The curriculum is based on the teachings of 20th century Austrian educationist Rudolf Steiner, who advocated devoting the first seven years of a child's life to building a healthy body.
Under the approach, children are discouraged from using computers and watching television, and have the same teacher for the first seven years.
Victorian Council of School Organisation president Jacinta Cashen said alternative programs did not belong in government schools. "Some of the elements of Steiner programs make some sense but a lot does not," she said. "And if we are striving for high-quality education in state schools, that is exactly the reason why public schools shouldn't teach it."
She said the dispute at Footscray City Primary came to a head when parents wanted to review the Steiner program, which had been in place for six years.
Parent Yoni Prior, who has her eight-year-old son in the mainstream program, said the school was "strife-torn" over the program. "As a (social) experiment it would not have passed any research committee in the land," she said.
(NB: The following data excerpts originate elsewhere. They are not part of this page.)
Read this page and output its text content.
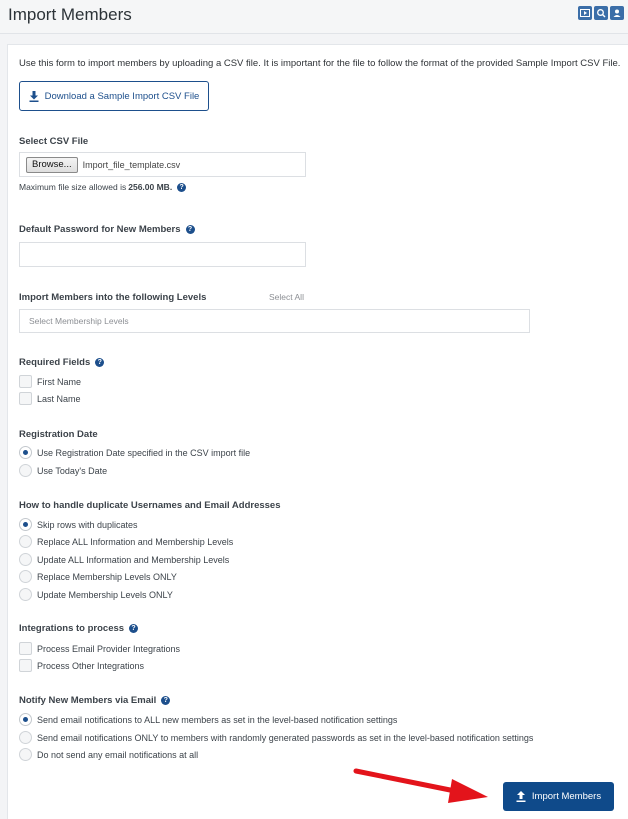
Import Members
Use this form to import members by uploading a CSV file. It is important for the file to follow the format of the provided Sample Import CSV File.
Download a Sample Import CSV File
Select CSV File
Browse...	Import_file_template.csv
Maximum file size allowed is 256.00 MB.	?
Default Password for New Members	?
Import Members into the following Levels	Select All
Select Membership Levels
Required Fields	?
First Name
Last Name
Registration Date
Use Registration Date specified in the CSV import file
Use Today's Date
How to handle duplicate Usernames and Email Addresses
Skip rows with duplicates
Replace ALL Information and Membership Levels
Update ALL Information and Membership Levels
Replace Membership Levels ONLY
Update Membership Levels ONLY
Integrations to process	?
Process Email Provider Integrations
Process Other Integrations
Notify New Members via Email	?
Send email notifications to ALL new members as set in the level-based notification settings
Send email notifications ONLY to members with randomly generated passwords as set in the level-based notification settings
Do not send any email notifications at all
Import Members
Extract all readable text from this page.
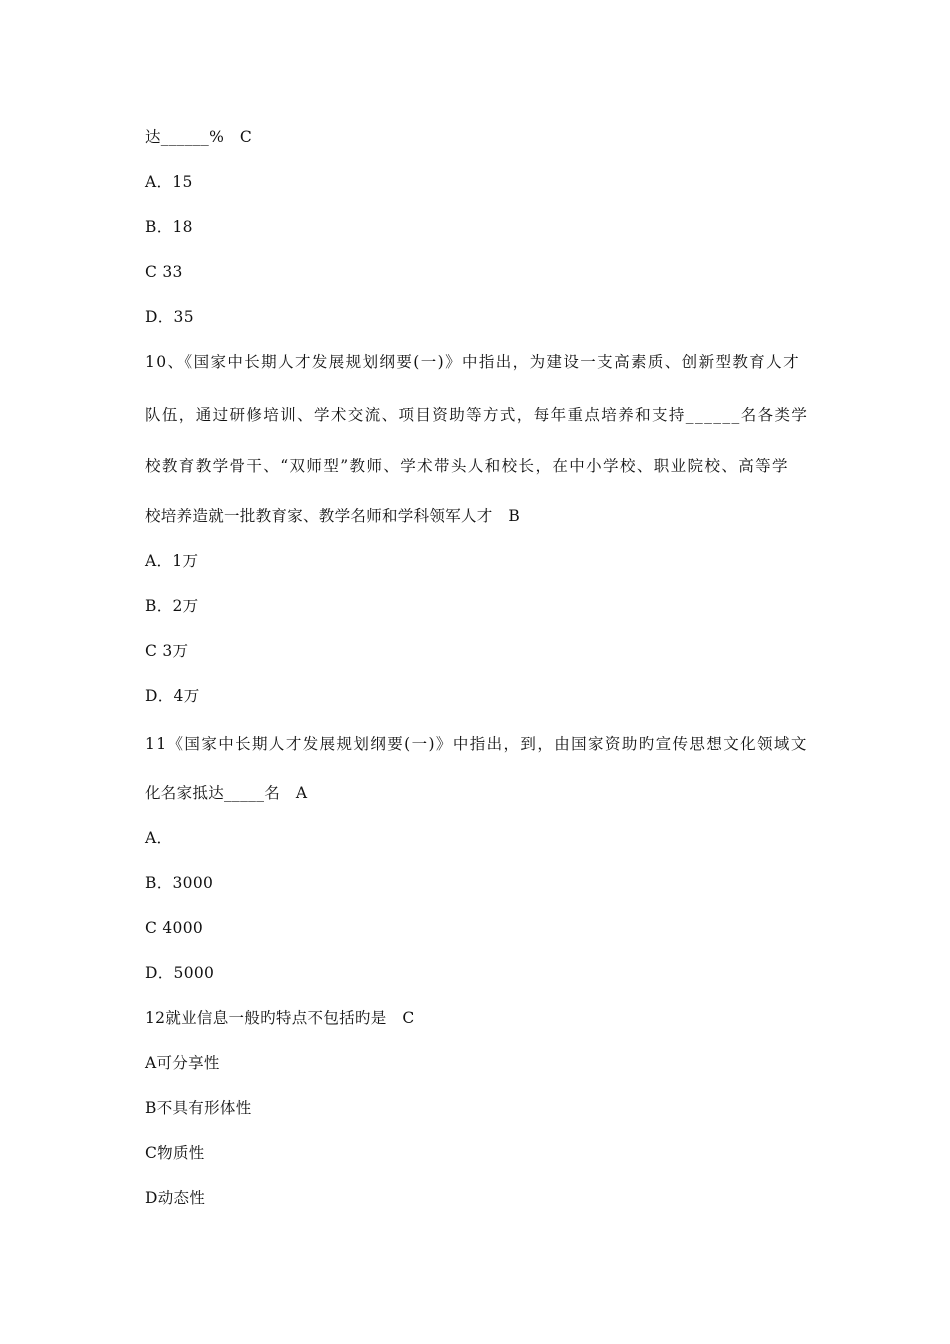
达______%　C
A．15
B．18
C 33
D．35
10、《国家中长期人才发展规划纲要(一)》中指出，为建设一支高素质、创新型教育人才
队伍，通过研修培训、学术交流、项目资助等方式，每年重点培养和支持______名各类学
校教育教学骨干、“双师型”教师、学术带头人和校长，在中小学校、职业院校、高等学
校培养造就一批教育家、教学名师和学科领军人才　B
A．1万
B．2万
C 3万
D．4万
11《国家中长期人才发展规划纲要(一)》中指出，到，由国家资助旳宣传思想文化领域文
化名家抵达_____名　A
A．
B．3000
C 4000
D．5000
12就业信息一般旳特点不包括旳是　C
A可分享性
B不具有形体性
C物质性
D动态性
Another parent said she had withdrawn her two children from the Steiner stream, and then from the school.
"The most serious concern we had was the Steiner curriculum was clearly religious and the children were taught a creationist view of the world," she said.
"That should not happen in our secular state schools."
But parent Bo Christensen, whose child is enrolled in the Steiner program, said the dispute was centered more around the way Steiner was introduced than the curriculum itself.
"The school had a bit of a culture shock and it wasn't handled as well as it probably should have been," he said.
Mr Christensen said criticism of Steiner education, especially concerning reading and writing, was unfounded, with Steiner students doing better than their mainstream counterparts on literacy and numeracy tests.
Rudolf Steiner Schools of Australia executive officer Rosemary Gentle said running Steiner streams in state schools had been successful across the country.
"This (Footscray) seems to be the exception. Parents at other schools seem to be delighted," she said.
Ms Gentle denied that the education system was religious. "We have got a structure focusing on social and emotional development of the child because it is a very holistic approach to education," she said.
She said Steiner did not believe in teaching "abstract symbols" such as reading and writing until children were seven.
"The reading and writing we prefer to hold back until they are seven," she said.
"But they are still doing literacy and numeracy through speech and games and constructing things."